One useful property that HAProxy can ensure is no more than 1 request going to a server at a time. I believe (but potentially incorrectly) that nginx will fail requests, rather than "queue" them, if it tries to ensure this property. HAProxy also historically had health checks for backend servers, while for nginx it was a paid premium feature.
I could be wrong about nginx not being able to queue. It has been a while.
For my mental model, nginx is the right choice for SSL termination, logging, request mangling, interpretation of cookies and loadbalancing based on request information (for example choosing haproxy instances based on a domain name). HAProxy is the right tool for queuing and load balancing to servers that will actually fulfill the request.
> For my mental model, nginx is the right choice for SSL termination, logging, request mangling, interpretation of cookies and loadbalancing based on request information (for example choosing haproxy instances based on a domain name).
HAProxy can do all that and IMO it also does it better.
Personally I chain HAProxy and nginx in reverse order: HAProxy exposed to the Internet, doing all the heavy lifting. (Multiple) nginx with minimal config as a static file server and FastCGI gateway behind HAProxy.
see also: https://news.ycombinator.com/item?id=27253579
Nginx is used for serving some static error pages that live outside of the backend applications haproxy talks to (eg: "Customer domain not recognized"). There's some hacks to kind of make this work in haproxy but it's much simpler with an actual HTTP content server.
Nginx also works well as a caching proxy, and what's really cool with haproxy is it's easy to have most requests go directly to the application server (avoiding an unnecessary proxy hop), but just pattern match certain types -- eg regex match `.jpg$` -- to go through the nginx cache.
I've also used a similar technique to have per-domain custom images overriding specific URL paths (eg `/logo.png`), which was a really quick way to allow some customization of a multi-tenant application without having to make major code modifications to support it (only used for a tiny handful of customers).
I think you'll find they're using ARR and not HAProxy for the "batteries included" load balancer. You can tell this from the cookie names "ARRAffinity" and "ARRAffinitySameSite".

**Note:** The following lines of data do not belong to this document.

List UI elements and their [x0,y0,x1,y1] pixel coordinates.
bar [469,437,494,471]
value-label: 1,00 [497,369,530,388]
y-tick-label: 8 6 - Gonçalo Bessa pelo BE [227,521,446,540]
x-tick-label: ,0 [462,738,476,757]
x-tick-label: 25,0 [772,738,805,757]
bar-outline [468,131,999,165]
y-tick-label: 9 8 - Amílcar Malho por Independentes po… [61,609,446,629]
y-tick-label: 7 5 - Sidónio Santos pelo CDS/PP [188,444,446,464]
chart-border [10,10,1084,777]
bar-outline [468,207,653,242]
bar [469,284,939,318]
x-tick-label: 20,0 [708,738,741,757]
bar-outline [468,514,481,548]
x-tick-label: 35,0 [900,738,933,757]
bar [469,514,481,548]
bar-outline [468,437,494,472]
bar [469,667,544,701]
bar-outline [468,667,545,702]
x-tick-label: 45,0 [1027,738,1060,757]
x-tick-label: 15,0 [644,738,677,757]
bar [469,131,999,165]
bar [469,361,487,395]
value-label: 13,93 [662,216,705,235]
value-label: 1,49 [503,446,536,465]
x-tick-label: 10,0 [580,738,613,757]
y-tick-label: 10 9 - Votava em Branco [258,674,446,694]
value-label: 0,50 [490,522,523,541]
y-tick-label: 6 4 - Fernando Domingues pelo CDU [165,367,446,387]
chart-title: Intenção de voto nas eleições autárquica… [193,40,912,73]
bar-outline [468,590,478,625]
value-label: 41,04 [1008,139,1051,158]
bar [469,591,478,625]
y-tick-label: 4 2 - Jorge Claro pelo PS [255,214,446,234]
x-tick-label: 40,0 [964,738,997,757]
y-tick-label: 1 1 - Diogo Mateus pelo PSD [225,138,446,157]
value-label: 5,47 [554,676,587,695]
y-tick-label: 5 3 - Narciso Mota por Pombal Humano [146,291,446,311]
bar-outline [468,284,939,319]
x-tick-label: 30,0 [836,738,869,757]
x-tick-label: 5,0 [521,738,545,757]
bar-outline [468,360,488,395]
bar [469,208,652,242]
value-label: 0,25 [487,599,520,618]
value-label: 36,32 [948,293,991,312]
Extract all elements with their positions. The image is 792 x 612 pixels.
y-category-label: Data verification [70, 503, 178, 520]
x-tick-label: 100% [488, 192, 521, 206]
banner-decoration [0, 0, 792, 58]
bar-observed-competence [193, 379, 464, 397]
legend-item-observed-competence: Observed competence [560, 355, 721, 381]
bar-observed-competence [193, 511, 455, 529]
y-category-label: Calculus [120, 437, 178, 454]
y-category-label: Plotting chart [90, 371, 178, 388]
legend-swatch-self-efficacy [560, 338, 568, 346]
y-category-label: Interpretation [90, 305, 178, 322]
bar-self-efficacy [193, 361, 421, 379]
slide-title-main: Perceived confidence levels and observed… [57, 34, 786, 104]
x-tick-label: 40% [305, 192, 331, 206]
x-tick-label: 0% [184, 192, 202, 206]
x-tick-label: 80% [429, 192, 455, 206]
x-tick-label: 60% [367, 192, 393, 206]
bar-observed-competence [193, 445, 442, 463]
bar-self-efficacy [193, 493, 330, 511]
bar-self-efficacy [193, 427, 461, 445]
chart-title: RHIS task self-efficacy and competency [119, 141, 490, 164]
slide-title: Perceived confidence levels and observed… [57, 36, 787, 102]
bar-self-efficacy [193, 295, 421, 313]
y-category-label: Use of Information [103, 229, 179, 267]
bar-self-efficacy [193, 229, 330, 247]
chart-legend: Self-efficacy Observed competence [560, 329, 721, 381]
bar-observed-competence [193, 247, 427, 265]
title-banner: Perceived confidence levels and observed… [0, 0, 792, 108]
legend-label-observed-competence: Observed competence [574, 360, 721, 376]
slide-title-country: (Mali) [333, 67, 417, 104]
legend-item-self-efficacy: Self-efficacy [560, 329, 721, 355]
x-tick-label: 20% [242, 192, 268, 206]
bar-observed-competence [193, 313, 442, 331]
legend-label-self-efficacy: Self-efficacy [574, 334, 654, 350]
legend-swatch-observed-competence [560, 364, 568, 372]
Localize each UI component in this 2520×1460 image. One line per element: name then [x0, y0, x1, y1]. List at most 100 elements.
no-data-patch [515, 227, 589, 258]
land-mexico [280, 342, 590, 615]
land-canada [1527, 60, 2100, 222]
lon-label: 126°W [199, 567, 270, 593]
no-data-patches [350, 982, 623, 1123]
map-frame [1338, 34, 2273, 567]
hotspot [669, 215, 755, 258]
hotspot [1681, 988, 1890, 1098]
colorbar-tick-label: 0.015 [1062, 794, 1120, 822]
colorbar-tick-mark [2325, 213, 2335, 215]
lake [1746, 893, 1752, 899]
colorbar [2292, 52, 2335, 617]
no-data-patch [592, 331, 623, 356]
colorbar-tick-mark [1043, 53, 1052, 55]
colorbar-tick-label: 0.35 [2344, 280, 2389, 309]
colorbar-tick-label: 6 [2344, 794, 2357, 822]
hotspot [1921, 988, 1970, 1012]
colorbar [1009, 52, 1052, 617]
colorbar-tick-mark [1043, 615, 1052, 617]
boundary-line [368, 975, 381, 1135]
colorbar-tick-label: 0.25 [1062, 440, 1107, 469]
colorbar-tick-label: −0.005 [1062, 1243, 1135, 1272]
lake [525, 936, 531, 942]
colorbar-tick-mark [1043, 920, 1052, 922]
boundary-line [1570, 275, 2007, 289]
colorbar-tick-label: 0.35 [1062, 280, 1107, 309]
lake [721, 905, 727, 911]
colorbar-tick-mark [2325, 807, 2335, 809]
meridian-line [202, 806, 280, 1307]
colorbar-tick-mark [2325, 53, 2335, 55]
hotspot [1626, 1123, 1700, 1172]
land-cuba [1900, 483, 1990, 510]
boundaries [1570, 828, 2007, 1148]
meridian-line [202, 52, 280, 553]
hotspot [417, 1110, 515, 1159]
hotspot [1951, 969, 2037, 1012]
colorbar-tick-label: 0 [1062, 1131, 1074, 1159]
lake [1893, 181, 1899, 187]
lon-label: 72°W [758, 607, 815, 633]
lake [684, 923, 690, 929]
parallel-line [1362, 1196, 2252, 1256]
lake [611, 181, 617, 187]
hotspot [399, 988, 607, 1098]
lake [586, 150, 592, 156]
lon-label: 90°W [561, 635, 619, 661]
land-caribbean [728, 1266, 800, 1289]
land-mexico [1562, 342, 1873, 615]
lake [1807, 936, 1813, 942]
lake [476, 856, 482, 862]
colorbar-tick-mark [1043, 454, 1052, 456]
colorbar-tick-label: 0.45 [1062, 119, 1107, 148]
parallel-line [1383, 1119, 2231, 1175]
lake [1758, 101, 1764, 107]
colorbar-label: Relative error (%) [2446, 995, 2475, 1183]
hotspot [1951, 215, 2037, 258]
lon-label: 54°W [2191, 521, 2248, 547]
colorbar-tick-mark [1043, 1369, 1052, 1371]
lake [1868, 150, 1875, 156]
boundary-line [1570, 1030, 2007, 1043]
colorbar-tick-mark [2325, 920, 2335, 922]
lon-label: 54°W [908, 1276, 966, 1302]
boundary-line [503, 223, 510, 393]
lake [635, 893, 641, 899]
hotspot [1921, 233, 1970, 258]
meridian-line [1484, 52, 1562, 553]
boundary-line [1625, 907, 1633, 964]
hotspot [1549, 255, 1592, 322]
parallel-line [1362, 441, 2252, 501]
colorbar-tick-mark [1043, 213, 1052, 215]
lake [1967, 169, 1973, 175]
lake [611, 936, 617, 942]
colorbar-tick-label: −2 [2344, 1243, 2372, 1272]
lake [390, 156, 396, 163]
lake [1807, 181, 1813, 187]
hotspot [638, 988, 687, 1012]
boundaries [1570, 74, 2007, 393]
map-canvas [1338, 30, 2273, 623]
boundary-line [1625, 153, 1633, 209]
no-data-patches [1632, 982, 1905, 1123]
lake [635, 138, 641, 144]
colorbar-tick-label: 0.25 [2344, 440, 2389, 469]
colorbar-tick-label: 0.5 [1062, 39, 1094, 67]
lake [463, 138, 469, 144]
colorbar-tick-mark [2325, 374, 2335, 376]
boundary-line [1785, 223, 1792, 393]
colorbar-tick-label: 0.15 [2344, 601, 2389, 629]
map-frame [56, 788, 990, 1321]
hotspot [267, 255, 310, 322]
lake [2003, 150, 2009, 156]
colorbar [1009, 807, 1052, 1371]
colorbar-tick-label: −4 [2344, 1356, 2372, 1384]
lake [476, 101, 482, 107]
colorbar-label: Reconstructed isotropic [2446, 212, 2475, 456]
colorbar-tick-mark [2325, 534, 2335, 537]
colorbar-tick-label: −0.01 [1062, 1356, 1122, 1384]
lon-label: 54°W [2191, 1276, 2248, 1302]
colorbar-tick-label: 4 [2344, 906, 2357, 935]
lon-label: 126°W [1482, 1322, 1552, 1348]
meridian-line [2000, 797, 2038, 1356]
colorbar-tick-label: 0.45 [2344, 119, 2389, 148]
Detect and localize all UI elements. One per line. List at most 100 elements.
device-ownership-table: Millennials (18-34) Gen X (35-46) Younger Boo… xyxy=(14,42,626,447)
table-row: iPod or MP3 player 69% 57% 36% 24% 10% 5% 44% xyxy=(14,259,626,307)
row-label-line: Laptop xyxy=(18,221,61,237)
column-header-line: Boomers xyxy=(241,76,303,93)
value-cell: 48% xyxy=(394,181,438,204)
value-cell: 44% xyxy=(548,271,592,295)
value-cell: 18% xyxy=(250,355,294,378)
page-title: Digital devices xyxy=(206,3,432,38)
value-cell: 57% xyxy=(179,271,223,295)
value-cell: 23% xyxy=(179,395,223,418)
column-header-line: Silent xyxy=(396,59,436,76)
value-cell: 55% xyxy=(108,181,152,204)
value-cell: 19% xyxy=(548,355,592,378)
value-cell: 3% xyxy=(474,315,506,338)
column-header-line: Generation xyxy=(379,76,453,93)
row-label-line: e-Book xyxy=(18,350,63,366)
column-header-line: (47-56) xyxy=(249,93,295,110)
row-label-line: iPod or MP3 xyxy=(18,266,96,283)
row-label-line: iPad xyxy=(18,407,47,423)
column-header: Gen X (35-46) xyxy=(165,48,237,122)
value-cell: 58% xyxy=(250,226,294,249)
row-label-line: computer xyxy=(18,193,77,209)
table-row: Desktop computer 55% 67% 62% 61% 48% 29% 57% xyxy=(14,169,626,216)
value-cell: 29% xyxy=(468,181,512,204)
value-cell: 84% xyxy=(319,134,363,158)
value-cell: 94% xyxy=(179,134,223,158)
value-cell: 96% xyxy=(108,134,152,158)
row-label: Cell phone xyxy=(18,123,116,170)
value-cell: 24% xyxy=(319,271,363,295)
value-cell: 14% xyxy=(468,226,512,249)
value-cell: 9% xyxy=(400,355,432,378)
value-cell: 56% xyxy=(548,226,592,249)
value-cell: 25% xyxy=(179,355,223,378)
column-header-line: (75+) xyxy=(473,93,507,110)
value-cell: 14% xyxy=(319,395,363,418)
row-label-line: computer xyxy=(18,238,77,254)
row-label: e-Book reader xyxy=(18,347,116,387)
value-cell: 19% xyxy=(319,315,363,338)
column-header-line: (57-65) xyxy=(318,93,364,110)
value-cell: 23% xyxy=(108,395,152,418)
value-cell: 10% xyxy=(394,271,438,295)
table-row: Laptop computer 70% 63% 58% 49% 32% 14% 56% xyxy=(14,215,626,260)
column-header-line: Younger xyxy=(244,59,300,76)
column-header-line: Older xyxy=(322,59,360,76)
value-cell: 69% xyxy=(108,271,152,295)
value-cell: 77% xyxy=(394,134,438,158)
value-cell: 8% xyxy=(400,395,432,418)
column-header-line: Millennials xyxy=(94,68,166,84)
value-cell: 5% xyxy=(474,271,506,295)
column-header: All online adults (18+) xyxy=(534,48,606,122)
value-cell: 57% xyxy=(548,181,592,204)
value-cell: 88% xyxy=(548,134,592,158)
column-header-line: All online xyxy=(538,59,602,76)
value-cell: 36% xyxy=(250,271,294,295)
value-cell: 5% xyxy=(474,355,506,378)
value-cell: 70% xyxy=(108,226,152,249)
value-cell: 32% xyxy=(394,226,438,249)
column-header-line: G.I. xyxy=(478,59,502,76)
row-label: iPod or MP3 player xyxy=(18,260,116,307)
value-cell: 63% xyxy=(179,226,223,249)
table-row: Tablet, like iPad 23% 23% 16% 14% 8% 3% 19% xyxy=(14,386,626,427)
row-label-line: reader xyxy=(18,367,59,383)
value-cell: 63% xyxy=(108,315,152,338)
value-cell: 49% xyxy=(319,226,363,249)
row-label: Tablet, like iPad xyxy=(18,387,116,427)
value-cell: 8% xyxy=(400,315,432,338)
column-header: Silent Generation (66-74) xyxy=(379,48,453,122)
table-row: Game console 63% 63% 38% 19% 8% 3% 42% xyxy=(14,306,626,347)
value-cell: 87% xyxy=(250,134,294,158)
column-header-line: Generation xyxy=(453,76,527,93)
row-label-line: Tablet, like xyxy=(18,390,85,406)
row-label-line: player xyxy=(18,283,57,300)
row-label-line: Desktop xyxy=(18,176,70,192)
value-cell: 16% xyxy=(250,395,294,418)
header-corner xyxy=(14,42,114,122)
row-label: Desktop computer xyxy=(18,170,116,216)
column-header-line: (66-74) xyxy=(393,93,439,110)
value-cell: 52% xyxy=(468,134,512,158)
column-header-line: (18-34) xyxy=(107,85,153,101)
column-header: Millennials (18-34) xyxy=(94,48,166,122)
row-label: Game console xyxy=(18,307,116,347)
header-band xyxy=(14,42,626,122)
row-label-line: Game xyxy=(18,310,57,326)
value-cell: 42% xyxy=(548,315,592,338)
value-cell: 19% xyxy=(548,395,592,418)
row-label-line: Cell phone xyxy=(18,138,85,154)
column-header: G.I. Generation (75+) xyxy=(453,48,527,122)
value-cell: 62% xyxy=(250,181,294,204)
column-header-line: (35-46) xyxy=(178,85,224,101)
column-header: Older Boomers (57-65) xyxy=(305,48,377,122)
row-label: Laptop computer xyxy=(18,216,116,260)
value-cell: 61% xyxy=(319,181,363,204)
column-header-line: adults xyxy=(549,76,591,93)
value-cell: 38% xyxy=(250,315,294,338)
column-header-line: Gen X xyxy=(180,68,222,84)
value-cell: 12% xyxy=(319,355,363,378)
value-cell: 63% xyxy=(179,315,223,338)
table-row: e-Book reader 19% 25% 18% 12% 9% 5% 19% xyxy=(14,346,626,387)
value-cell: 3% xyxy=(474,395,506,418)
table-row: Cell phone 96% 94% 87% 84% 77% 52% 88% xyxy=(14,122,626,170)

The ease with which you can make real-time reactions to threats and conditions is really second to none, and with the ability to truly "hitless" reload (reload without affecting in-flight requests and connections) it makes those have immediate impact and no customer impact.
Sometimes the capabilities make the config a bit inscrutable, but other than that, I can't recommend it enough.
We ended up using HAPRoxy as front for pretty much everything (even if techncially slapping just Nginx would be simpler at first), just because it often happens that this and that needs to be added (stuff like adding proper headers when devs don't want to figure out how to make their '00s CMS emi the '20s security headers).
It can also talk directly via unix socket to the backends so you don't even need to have a bunch of ports open if you want to front something.
The general answer here, is no, I don't think you can do much in HAProxy that you can't do with OpenResty, but with HAProxy you generally don't have to pay the overhead of Lua (and HAProxy tends to be very well optimized, so the difference can be significant at high throughput of requests / bytes).